Figure 6. The H3-K79R and H3-K79A mutations recapitulate dot1 defects in checkpoint-induced Mek1 and Hop1 phosphorylation and localization.

(A) Immunofluorescence of meiotic chromosome spreads stained with DAPI (blue), anti-Hop1 (green) and anti-GFP (red) antibodies. Representative nuclei are shown. The same exposure time was used to capture the signal from the different strains. (B) and (C) Representative images of meiotic cells expressing MEK1-GFP and HOP1-GFP, respectively. The scattered plots represent the quantification of the Mek1-GFP focal signal (B) and total Hop1-GFP signal intensity (C) on fluorescence images (a.u., arbitrary units). Error bars represent the median with interquartile range. 300 individual nuclei were analyzed for each strain. (D) Western blot analysis of zip1-induced Mek1-GFP phosphorylation in a Phos-tag gel using anti-Mek1 antibodies. The basal Mek1-GFP form (line), and the forms resulting from Mec1/Tel1-dependent phosphorylation (black arrowhead) and autophosphorylation (white arrowheads) are indicated.
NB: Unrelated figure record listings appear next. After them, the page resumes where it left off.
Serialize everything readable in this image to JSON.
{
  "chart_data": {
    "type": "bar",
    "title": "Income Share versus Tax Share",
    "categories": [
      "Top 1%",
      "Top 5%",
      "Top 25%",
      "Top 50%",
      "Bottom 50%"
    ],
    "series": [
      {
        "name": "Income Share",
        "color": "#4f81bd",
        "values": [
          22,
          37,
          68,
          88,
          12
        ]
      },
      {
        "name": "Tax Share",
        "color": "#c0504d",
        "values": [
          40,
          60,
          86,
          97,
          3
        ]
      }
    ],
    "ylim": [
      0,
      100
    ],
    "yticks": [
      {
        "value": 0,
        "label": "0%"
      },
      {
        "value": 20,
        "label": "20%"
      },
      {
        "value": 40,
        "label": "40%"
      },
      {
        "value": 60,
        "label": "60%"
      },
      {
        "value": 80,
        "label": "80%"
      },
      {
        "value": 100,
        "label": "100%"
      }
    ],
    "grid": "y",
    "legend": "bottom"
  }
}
Ponceau S staining of the membrane is shown as a loading control. (E) Western blot analysis of zip1-induced Hop1-GFP phosphorylation using anti-GFP antibodies. Tubulin is shown as a loading control. Strains in (A), (B) and (D) are: DP1046 (zip1), DP1049 (zip1 dot1), DP1048 (zip1 H3-K79R) and DP1047 (zip1 H3-K79A). Strains in (C) and (E) are: DP1042 (zip1), DP1045 (zip1 dot1), DP1044 (zip1 H3-K79R) and DP1043 (zip1 H3-K79A). In all cases (A–E), spreads were made, GFP images were captured and cell extracts were prepared after 24 h of meiotic induction in ndt80 strains.